The rules to make a personal deductible contribution were more restrictive in the past. The strategy is now available to employees.

For Adviser use only

Before 1 July 2017 a person’s employment income had to be less than 10 per cent of their total assessable income, reportable fringe benefits, and reportable employer super contributions to be eligible to make personal deductible contributions.

This was known as the ‘10% test’ and was in addition to age and work test requirements. The 10 per cent test generally limited personal deductible contributions to the self-employed and substantially self-employed. From 1 July 2017 the 10% test was removed, allowing many employees the ability to make personal deductible contributions.

The following people may benefit from its removal:
- employees whose employers don’t offer salary sacrifice
- Australian tax residents who earn employment income overseas
- employees who receive workers compensation

The ability to make ‘top-up’ personal deductible contributions allows more flexibility in managing contributions and maximising the concessional cap.

Example 1: Set up a ‘set and forget ’ salar y sacrif ice arrangement leading to an excess

At the start of the financial year Sam earns a salary of $150,000 per annum plus super guarantee contributions of $14,250 per annum. He arranges to salary sacrifice $895 a month ($10,740 per annum) to maximise his concessional cap. In May, he is paid a performance bonus of $30,000, and is promoted and paid a higher salary of $200,000 per annum.
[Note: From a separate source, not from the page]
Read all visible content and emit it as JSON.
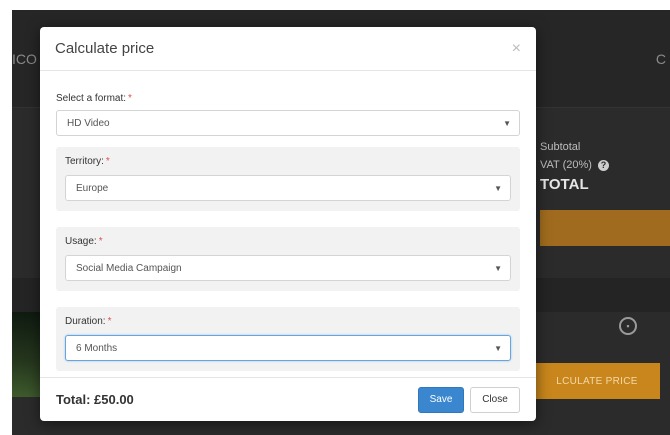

Concerned about his concessional cap, he asks his employer to stop the salary sacrifice arrangement, but 10 months have already passed.

Although he acts immediately, Sam’s total concessional contributions for the financial year are $26,842, being the sum of his super guarantee of $17,892 paid on his salary and bonus and $8,950 in salary sacrifice contributions.

Rather than salary sacrificing, he could make a personal deductible contribution up to his remaining concessional cap ($7,108) closer to the end of the financial year.

Example 2: Commence salar y sacrif ice late in the year and fall short of the cap

Veronica earns $70,000 per annum and is paid fortnightly. She decides to see a financial adviser to assist her with building her retirement savings tax-effectively. Her adviser recommends that she maximise her unused concessional cap as her cash flow and accumulated personal savings can support her expenses.

Her total super guarantee for the year is $6,650 leaving her $18,350 under her concessional cap. However, with only four fortnights left in the year, her remaining unearned salary amounts to approximately $10,770. Even if she arranges with her employer to salary sacrifice her remaining income she won’t maximise her cap. However if she has personal savings available she can top up the remainder with personal deductible contributions.


For many, the removal of the 10% test can pave the way to tax-effectively save for retirement. At the very least it creates a level playing field for employees and the self-employed.